La jeune fille secoua la tête avec hébétement. L'esprit humain recélait décidément bien des mystères.
De son côté, Naelmo ne se reconnaissait plus. Ni dans le miroir des vestiaires du club cycliste, ni dans les esprits de ceux dont elle partageait les cours. Outre sa coiffure et ses tatouages, sa silhouette avait elle aussi été chambardée par la tornade Shielfen. Aux vêtements informes qui l'enrobaient, il avait substitué des tenues ajustées et colorées qui mettaient en valeur sa minceur androgyne.
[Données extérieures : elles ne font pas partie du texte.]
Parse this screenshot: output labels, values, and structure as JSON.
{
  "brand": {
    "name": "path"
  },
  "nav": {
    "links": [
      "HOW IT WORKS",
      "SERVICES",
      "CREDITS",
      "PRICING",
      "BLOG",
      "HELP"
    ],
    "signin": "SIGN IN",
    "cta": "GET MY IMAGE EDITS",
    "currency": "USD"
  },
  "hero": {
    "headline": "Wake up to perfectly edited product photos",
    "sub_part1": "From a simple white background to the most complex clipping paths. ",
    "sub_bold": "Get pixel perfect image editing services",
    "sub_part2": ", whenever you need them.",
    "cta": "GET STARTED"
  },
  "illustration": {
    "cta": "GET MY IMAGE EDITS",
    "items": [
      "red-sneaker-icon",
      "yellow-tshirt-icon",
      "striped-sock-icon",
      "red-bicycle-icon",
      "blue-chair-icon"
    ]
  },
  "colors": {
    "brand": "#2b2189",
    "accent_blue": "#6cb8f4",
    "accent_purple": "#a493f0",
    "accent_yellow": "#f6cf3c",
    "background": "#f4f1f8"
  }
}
- Tu es encore à cet âge où les hanches sont étroites et la poitrine plate : un corps asexué, avec un visage d'ange et une chevelure rousse de démon, avait résumé Shielfen en contemplant son œuvre avec une certaine autosatisfaction.
- C'est toi le diable ! s'était récriée Naelmo. Comment as-tu su ce qui me conviendrait et qui rendrait bien sur moi, alors que personne n'est habillé comme ça ici ?
- Ce n'était pas si difficile. Tu voulais quoi ? Un décolleté pigeonnant ? Tu n'as rien à montrer ! Une vue plongeante sur ton nombril ou tes cuisses ? Laisse ça aux autres, c'est parce qu'elles ont envie que quelqu'un les touche.
La jeune fille avait senti ses oreilles chauffer d'embarras devant ses sous-entendus et n'avait rien rétorqué.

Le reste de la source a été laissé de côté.